Face à la pénurie de main d’œuvre qui frappe le secteur, Sébastien Bazin, PDG d’Accor, mise davantage sur une amélioration des conditions de travail, que sur une hausse des salaires.
Début septembre, la ministre du Travail avait invité les secteurs «massivement aidés pendant la crise», comme les hôtels, cafés et restaurants, à «mettre des propositions sur la table», pointant notamment le niveau des rémunérations. «Il y a des secteurs qu’on a massivement aidés dans la crise et qui aujourd’hui nous disent : on n’arrive pas à recruter. Eh bien, il faut qu’ils se posent la question de pourquoi ils n’arrivent pas à recruter», avait-elle alors suggéré.
Interviewé vendredi sur RMC, le PDG d’Accor, Sébastien Bazin, a indiqué que, malgré une amélioration de la situation, «chaque semaine qui passe», «on n’est pas encore au niveau de 2019, notamment à Paris, on est encore un bon tiers en-dessous», rapporte l’Agence France-Presse. De plus, le secteur reste toujours en tension au niveau des effectifs.
Alors que la demande repart, Accor a «encore au moins 2 000 personnes manquantes», des employés qui «ne sont pas revenus, parce qu’ils ont réfléchi pendant la période du confinement, parce qu’ils ont changé de ville, de métier, ou n’ont plus envie d’accepter les sacrifices de contraintes horaires», a expliqué Sébastien Bazin.
Le phénomène est général. Entre février 2020 et février 2021, les effectifs du secteur sont passés de 1,309 million d’employés à 1,072 million, selon la Dares, le service des statistiques du ministère du Travail. Dès la fin du mois d’août, les professionnels estimaient déjà que la pénurie de main d’œuvre dont souffre l’hôtellerie-restauration handicapait les établissements les plus dynamiques, réduisant «l’activité voire le développement d’entreprises qui connaissent un rebond».

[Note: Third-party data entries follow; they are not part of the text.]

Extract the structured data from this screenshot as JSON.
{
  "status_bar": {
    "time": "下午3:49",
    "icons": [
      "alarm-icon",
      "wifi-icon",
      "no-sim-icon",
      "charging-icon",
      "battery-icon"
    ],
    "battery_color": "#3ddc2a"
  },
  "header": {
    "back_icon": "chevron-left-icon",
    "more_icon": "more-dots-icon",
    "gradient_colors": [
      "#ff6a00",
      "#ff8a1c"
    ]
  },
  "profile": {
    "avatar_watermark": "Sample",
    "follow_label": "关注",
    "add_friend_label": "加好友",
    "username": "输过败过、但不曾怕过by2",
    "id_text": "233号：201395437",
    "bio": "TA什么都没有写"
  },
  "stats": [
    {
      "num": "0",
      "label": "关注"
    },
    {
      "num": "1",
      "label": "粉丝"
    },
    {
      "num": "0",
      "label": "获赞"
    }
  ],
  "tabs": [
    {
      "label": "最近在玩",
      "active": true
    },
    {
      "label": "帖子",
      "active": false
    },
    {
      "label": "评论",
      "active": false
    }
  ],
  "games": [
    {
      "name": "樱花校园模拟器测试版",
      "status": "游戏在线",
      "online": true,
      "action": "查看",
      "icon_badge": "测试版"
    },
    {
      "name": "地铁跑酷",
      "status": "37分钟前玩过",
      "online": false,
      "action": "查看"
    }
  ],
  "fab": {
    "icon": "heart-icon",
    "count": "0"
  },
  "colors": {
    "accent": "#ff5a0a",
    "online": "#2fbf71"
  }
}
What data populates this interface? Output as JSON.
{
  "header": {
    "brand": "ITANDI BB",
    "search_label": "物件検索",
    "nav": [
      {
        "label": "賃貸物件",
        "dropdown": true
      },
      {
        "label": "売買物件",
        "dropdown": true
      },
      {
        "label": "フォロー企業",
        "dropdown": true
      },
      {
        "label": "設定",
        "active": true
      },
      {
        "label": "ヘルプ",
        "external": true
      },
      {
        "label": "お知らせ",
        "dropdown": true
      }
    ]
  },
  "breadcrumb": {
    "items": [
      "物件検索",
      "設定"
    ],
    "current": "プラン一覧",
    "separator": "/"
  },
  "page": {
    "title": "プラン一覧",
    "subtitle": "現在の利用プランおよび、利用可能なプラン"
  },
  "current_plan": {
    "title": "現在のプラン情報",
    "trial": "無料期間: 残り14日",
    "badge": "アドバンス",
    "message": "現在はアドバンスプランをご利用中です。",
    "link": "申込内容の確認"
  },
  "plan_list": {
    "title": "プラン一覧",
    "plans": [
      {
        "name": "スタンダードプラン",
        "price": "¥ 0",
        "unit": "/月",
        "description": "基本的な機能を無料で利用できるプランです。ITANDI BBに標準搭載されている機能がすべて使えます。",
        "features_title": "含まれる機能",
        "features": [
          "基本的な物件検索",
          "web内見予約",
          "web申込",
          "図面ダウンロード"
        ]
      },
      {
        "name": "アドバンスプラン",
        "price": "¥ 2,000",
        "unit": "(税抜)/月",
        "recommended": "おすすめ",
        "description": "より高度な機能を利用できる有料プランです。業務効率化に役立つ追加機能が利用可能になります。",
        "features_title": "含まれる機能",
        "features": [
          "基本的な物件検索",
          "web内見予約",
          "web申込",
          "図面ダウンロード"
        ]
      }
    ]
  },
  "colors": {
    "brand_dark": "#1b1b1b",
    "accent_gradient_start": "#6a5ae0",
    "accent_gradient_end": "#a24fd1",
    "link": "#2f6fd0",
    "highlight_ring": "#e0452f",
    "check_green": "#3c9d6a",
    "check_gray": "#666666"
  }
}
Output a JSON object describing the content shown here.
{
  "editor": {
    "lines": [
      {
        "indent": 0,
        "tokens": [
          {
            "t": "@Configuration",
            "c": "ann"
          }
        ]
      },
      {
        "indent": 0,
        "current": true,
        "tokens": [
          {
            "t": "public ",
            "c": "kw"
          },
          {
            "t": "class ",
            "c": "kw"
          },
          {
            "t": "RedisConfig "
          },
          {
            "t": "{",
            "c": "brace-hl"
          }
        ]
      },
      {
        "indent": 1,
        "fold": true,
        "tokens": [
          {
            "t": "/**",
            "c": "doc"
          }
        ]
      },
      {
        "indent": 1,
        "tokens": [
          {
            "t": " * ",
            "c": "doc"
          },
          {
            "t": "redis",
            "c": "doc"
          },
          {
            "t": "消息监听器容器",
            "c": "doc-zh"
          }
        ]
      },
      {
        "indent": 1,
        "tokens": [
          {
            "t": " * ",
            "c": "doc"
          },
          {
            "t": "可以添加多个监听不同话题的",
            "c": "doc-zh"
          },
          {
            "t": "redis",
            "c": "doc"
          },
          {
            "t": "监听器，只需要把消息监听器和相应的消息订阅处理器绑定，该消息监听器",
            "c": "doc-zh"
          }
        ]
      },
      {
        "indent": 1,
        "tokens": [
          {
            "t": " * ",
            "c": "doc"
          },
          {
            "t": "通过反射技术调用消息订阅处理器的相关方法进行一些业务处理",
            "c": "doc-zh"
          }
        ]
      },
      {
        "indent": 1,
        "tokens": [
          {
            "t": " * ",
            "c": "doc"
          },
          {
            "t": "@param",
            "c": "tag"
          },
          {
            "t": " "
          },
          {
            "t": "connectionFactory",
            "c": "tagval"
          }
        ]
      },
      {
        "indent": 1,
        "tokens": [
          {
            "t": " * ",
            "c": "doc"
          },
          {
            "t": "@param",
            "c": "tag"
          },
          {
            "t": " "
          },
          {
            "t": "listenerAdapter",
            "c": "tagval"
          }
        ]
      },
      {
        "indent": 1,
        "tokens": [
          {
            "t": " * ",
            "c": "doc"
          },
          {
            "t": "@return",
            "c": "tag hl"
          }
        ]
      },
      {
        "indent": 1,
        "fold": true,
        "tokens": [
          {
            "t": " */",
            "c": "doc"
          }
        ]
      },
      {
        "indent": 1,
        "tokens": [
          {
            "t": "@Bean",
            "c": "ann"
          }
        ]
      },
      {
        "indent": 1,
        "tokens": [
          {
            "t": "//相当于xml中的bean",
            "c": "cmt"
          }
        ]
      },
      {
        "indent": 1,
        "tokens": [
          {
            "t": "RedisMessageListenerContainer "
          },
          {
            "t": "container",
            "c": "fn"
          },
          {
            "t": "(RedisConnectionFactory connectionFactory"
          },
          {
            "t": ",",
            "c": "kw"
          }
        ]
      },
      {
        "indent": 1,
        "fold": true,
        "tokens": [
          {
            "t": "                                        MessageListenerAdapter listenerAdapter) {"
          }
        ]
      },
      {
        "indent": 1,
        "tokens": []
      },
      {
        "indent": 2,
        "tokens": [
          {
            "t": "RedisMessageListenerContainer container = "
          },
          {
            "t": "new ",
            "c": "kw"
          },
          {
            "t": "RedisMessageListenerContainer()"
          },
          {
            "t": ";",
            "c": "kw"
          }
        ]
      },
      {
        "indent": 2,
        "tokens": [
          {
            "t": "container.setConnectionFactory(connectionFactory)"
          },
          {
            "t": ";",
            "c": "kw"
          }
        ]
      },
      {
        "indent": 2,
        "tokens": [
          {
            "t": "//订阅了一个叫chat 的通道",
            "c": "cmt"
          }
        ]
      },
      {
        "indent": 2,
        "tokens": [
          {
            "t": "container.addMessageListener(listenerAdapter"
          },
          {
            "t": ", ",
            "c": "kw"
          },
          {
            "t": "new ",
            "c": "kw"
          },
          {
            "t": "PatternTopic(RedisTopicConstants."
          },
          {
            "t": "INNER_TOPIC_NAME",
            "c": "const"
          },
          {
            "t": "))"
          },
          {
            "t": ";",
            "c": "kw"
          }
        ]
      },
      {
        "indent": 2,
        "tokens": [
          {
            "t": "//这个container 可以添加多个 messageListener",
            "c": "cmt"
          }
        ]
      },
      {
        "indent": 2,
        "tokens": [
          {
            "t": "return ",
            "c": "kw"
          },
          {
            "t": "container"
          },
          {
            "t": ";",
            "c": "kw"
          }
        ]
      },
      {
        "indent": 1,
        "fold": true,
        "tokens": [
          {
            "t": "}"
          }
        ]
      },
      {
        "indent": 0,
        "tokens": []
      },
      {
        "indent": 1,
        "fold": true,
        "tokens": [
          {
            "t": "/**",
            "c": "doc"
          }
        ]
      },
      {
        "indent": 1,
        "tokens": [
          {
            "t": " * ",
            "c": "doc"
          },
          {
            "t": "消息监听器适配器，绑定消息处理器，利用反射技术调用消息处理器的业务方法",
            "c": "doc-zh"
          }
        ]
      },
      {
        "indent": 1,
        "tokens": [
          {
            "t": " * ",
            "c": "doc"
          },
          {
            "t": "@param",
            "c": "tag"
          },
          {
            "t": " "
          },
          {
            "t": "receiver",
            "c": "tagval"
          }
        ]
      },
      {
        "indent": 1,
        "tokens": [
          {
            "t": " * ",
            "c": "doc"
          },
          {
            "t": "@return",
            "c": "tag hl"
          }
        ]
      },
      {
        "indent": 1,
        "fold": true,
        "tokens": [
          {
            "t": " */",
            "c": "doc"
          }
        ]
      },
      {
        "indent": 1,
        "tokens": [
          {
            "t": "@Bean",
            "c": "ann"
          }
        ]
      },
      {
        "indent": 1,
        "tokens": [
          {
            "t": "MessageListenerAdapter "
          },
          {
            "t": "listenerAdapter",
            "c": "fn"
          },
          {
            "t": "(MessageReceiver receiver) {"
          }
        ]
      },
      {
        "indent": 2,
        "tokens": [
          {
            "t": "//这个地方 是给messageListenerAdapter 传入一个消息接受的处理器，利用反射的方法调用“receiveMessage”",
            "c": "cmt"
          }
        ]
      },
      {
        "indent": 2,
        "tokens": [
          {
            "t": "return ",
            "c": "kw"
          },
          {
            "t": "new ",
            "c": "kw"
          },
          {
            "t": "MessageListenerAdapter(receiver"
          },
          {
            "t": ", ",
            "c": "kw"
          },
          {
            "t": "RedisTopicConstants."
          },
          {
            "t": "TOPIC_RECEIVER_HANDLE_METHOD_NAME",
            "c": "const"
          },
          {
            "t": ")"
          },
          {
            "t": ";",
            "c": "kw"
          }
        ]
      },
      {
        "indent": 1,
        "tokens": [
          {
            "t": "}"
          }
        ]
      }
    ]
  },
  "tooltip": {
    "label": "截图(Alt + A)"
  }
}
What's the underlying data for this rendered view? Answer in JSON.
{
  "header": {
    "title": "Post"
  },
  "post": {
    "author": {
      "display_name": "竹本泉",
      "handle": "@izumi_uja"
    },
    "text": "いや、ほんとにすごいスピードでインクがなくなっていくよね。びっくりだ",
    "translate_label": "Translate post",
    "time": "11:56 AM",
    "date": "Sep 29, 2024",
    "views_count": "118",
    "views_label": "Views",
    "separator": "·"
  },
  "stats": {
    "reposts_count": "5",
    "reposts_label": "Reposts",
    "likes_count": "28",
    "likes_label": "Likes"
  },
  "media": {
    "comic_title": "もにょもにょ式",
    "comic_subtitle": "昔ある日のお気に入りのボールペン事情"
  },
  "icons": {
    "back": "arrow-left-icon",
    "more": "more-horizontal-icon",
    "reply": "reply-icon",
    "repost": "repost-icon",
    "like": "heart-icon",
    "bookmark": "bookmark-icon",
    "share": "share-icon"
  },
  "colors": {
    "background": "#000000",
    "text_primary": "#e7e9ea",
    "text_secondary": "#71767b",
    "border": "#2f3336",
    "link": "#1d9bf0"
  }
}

Comment renforcer l’attractivité de ces métiers ?
Dès lors, le secteur s’interroge sur les moyens de faciliter le recrutement. Hausse des salaires, prime à l’embauche… Si les employeurs le font déjà à titre individuel, les organisations syndicales vont se retrouver à la table des négociations le 18 novembre pour en discuter. Le patronat devra «faire une proposition au gouvernement d’ici la fin de l’année», pour renforcer l’attractivité de ces métiers, a souligné Sébastien Bazin, pointant le paradoxe de «centres de formation pleins», dont les recrues, une fois formées, ne restent pas dans l’hôtellerie restauration.
«Il faut qu’on réfléchisse à lisser les contraintes horaires, à avoir probablement une formation inter-filières», a-t-il précisé. Quant à augmenter les rémunérations, c’est «sûrement une des bonnes questions», a-t-il affirmé, mais il n’est pas convaincu. «Si je dois les payer plus : est-ce que c’est suffisant ? Non. Est-ce que j’en suis capable ? Non. C’est tout le problème», a-t-il jugé, plaidant plutôt pour une «réduction des charges patronales en fonction du nombre de salariés embauchés».